Comment by jitl
10 hours ago
On the other hand, now we have duckdb for all the “small big data”, and a slew of 10-100x faster than Java equivalent stuff in the data x rust ecosystem, like DataFusion, Feldera, ByteWax, RisingWave, Materialize etc
10 hours ago
On the other hand, now we have duckdb for all the “small big data”, and a slew of 10-100x faster than Java equivalent stuff in the data x rust ecosystem, like DataFusion, Feldera, ByteWax, RisingWave, Materialize etc
The point of the article is those don’t actually work that well.
I guarantee those rust projects have spent more time playing with rust and library design than the domain problem they are trying to solve.
None of the systems I mentioned existed at the time the article was published. I think the author would love duckdb which is a very speedy CLI SQL thingy that reads and writes data in all sorts of formats. It fits in great with other Unix CLI stuff.

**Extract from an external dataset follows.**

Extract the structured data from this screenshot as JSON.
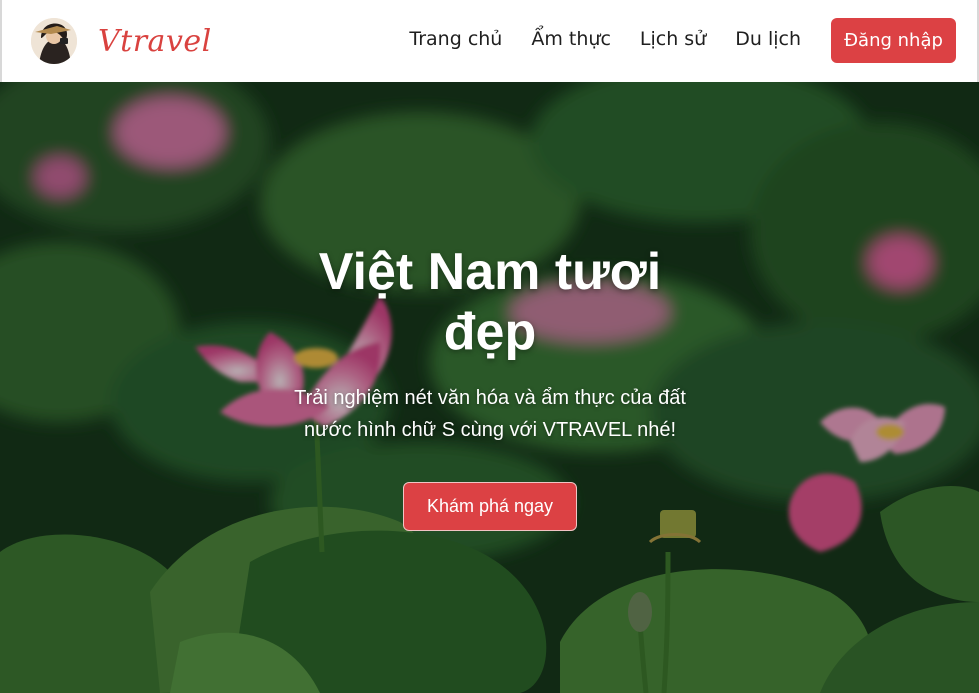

Many of the projects I mentioned you could see as a response to OP and the 2015 “Scalability, but at what COST?” paper which benchmarked distributed systems to see how many cores they need to beat a single thread. (https://news.ycombinator.com/item?id=26925449)
> None of the systems I mentioned existed at the time the article was published
So Hadoop was doing distributed compute wrong but now they have it figured out?
The point is that there is enormous overhead and complexity in going it in any kind of system. And your computer has a lot of power you probably aren’t maxing out.
> which is a very speedy CLI SQL thingy that reads and writes data in all sorts of formats.
Do you know about SQLite?
1 reply →
I call BS on those Rust 10-100x claims. Rust and Java are roughly equal in performance. It is just that there are a lot of old NoSQL frameworks in Java which are trash. I also checked out those companies, some of which are doing interesting stuff. None claim things are 100x faster because of Rust. You just hurt your credibility when you say such clearly false things. That's how you end up with a Hadoop cluster which is 236x slower than a batch script.
PS None of the companies you linked seem to be using a datapath architecture which is the key to the highest level of performance
It wasn’t my intention to say “this stuff is 100x faster because rust”. DuckDB is C++. My intention was to draw distinction between the Java/Hadoop era of cluster and data systems, and the 2020s era of cluster and data systems, much of which has designs informed by stuff like this article / “Scalability but at what COST?”. I guess instead of “faster” I should say “more efficient”.